Situações que soam absurdas têm explicações até convincentes sob a guarda da ficção científica e ao mesmo tempo podem quase tocar na realidade. No episódio “Padrões de Força“, a tripulação da Enterprise encontra um planeta nazista. Eles investigavam o desaparecimento de um historiador terrestre chamado John Gill, que foi enviado ao planeta como observador (Se não me falha a memória), mas acaba se tornando o führer do planeta. Gill tentou extirpar os lados negros do nazismo e usar somente a parte que transformou a Alemanha do final dos anos 30 em um estado relativamente eficiente. Mas o plano falhou miseravelmente, com a versão alienígena ficando tão terrível quanto a terrestre. A moral do “não cometer os erros do passado” aparece claramente aqui.

45 anos

Nenhuma outra série da franquia conseguiu ter o mesmo espírito da original. Aquilo que era o coração e alma de Star Trek – o mundo real – foi deixado de lado. As metáforas se foram, em nome da ação, de complicadas linhas temporais e, em 2009, com um novo filme que altera o início de tudo. Pode ser que seja só uma progressão natural, eu não sei, mas aquele pé na realidade e o lado humano da série só está naquelas três primeiras temporadas.

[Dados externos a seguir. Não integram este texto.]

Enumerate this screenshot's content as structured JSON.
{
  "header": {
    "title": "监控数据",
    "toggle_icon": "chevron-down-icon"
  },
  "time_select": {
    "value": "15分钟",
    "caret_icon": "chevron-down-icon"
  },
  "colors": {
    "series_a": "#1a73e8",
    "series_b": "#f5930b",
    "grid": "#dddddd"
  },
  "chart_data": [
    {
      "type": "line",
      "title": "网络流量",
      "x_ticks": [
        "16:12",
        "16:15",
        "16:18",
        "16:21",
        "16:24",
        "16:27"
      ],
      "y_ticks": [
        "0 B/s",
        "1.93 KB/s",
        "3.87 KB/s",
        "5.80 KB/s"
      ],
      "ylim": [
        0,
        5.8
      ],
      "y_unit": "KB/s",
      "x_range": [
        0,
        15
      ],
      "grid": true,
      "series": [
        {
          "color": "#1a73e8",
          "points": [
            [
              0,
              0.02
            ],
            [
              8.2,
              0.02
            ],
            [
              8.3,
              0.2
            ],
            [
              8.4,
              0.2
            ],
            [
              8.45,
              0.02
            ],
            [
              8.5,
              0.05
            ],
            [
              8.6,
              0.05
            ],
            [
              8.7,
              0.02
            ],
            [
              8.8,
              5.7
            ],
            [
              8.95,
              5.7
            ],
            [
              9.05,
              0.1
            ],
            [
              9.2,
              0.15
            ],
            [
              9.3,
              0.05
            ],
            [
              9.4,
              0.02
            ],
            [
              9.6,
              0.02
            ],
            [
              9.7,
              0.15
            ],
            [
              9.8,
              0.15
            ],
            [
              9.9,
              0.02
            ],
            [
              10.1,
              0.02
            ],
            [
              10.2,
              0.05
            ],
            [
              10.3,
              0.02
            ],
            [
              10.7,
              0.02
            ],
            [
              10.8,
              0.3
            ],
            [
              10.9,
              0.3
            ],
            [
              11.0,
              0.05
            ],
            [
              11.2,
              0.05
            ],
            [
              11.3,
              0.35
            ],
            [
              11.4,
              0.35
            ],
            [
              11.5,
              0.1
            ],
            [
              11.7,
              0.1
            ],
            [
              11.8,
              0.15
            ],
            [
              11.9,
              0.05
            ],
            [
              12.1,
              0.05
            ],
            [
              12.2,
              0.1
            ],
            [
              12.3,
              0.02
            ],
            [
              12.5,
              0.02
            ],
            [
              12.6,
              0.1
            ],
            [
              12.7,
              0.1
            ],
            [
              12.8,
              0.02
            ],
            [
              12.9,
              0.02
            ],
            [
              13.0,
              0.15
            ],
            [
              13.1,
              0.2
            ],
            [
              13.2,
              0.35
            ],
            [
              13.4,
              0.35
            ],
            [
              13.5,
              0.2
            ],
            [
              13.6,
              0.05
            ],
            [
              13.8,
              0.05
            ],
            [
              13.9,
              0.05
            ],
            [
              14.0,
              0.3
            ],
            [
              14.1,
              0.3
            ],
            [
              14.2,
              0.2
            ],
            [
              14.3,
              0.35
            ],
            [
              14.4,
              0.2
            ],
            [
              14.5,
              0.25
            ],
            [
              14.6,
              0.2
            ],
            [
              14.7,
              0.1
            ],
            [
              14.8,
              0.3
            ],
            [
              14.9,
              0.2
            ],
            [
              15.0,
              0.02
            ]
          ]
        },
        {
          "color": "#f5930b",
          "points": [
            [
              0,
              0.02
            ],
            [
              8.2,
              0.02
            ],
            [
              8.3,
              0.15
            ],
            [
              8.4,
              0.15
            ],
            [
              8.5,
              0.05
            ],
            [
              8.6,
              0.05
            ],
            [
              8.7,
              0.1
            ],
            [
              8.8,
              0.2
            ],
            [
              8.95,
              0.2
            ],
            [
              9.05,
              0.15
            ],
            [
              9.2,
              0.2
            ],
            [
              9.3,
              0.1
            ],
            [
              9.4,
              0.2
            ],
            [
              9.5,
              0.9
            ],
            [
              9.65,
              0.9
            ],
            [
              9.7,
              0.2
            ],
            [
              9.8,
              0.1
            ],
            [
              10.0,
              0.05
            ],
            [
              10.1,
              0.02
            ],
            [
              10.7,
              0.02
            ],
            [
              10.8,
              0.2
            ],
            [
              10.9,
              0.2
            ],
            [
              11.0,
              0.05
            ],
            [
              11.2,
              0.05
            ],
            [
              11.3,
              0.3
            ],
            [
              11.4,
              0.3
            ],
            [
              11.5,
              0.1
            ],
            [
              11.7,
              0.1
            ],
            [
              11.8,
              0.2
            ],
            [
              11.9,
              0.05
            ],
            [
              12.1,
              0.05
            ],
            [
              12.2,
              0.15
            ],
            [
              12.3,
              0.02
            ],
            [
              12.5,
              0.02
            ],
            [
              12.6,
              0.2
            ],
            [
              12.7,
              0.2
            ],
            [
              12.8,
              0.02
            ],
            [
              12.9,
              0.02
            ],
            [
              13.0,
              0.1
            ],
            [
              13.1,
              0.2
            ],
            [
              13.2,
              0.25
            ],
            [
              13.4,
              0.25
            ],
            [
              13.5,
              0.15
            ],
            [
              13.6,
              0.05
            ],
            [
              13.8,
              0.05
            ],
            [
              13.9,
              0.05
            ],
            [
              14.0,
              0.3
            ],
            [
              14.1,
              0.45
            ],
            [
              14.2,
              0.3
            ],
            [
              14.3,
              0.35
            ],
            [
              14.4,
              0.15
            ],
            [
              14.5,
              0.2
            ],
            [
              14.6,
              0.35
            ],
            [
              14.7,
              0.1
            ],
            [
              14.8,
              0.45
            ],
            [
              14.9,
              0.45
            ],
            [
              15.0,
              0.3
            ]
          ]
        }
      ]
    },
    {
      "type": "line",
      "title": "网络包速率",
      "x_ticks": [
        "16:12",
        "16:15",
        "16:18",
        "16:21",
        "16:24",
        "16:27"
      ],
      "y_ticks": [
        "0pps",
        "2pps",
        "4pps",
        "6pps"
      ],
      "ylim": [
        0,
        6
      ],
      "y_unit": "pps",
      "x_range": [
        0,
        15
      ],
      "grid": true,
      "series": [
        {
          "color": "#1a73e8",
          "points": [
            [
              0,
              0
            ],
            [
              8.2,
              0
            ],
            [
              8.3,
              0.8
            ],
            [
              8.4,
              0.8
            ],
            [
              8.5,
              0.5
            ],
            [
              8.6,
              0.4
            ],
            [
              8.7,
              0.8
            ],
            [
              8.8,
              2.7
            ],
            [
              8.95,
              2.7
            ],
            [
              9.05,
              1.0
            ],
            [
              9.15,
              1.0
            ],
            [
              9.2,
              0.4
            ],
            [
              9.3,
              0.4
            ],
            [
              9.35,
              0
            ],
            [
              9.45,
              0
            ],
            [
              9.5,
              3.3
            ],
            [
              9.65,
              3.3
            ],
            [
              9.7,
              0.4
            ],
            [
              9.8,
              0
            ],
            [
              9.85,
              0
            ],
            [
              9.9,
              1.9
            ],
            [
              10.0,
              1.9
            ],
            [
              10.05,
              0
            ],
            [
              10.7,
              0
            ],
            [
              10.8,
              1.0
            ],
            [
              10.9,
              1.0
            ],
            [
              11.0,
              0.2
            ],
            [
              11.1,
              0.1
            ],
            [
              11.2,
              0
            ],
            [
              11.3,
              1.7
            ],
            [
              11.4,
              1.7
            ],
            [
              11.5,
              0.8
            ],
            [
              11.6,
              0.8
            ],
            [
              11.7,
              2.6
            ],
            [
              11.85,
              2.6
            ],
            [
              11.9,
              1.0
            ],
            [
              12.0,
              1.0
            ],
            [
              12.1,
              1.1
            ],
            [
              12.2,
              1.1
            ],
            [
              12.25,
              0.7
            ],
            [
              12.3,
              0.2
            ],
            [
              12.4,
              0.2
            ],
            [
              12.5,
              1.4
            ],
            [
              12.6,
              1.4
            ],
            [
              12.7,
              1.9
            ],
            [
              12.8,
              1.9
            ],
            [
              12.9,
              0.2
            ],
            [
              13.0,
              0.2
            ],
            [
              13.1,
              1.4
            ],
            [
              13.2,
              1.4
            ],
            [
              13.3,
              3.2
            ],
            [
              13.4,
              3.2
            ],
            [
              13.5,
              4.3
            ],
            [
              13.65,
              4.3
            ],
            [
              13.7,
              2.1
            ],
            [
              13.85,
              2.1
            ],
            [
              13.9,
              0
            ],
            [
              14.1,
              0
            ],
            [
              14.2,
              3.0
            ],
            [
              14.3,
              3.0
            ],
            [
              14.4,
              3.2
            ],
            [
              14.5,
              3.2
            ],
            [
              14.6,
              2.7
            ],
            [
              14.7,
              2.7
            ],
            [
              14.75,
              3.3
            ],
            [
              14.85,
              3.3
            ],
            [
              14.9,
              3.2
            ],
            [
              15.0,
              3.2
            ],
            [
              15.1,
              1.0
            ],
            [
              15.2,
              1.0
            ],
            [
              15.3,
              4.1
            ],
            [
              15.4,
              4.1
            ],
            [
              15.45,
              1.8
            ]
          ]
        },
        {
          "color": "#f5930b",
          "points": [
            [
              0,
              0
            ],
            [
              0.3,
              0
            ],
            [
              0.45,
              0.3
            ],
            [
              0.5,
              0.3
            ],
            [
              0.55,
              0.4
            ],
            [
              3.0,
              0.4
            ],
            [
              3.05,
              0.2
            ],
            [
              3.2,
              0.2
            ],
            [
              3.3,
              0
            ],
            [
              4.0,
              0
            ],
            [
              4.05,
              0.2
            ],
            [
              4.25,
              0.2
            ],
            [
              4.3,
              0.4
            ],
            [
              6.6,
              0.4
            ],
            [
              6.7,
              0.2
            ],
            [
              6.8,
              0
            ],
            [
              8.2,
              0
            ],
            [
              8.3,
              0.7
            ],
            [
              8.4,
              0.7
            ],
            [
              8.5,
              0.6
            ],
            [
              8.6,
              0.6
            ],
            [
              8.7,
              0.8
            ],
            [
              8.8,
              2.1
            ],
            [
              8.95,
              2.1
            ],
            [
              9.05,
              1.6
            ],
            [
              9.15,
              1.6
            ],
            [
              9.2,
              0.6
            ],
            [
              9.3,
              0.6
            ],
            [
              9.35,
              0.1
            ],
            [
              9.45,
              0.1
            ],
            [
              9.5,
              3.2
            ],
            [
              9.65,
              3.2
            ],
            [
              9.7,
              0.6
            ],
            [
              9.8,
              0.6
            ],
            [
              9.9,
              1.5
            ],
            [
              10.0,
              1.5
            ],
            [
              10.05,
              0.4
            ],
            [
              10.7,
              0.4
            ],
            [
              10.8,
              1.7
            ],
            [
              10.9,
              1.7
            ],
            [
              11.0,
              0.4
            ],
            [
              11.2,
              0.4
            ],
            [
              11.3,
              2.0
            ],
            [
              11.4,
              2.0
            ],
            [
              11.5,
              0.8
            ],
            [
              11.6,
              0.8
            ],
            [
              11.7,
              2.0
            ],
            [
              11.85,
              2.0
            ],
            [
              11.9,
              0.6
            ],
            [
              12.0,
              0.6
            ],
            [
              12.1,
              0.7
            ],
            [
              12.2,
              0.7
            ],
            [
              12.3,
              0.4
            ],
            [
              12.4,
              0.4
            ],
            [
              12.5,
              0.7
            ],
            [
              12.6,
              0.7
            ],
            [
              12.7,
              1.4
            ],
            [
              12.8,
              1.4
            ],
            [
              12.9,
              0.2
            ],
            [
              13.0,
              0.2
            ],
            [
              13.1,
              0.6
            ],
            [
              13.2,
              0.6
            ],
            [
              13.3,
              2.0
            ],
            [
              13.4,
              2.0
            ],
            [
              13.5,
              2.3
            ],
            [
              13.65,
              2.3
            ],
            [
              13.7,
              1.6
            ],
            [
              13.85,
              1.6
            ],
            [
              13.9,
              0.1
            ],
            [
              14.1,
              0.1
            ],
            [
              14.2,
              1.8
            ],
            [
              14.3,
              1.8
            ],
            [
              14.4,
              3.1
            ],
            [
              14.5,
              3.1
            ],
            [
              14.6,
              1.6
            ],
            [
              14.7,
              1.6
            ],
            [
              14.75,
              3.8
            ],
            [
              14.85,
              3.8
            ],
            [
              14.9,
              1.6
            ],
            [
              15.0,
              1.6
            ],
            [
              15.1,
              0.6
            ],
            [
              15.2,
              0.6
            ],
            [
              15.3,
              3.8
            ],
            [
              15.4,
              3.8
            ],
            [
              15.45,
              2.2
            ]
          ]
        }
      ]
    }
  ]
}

A simplicidade, as histórias e as metáforas – é do que eu lembrei no último dia oito. Quarenta e cinco anos depois, eu fico feliz de pensar que capturei o clima de 1966; me sinto bem sabendo que, por mais estranho que algumas pessoas possam achar, parte da minha pessoa e do meu modo de ser me foi ensinado em noites assistindo a Nave Estelar Enterprise em sua missão de cinco anos, para explorar novos mundos, pesquisar novas formas de vida e novas civilizações – audaciosamente indo, onde nenhum homem jamais esteve.

1 – Herbert Solow and Robert H. Justman, Inside Star Trek: The Real Story, Pocket Books, 1996, pp.377–394.
2 e 3 – William Shatner’s Star Trek Memories, 67 min, 1995, ZM Productions e Paramount Pictures; também nos comentários ao longo da versão remasterizada dos episódios da série, nos boxes da primeira e da segunda temporada (2009 – CBS e Paramount).
4 – Nichelle Nichols, Beyond Uhura: Star Trek and Other Memories, G.P. Putnam & Sons New York, 1994. p. 193.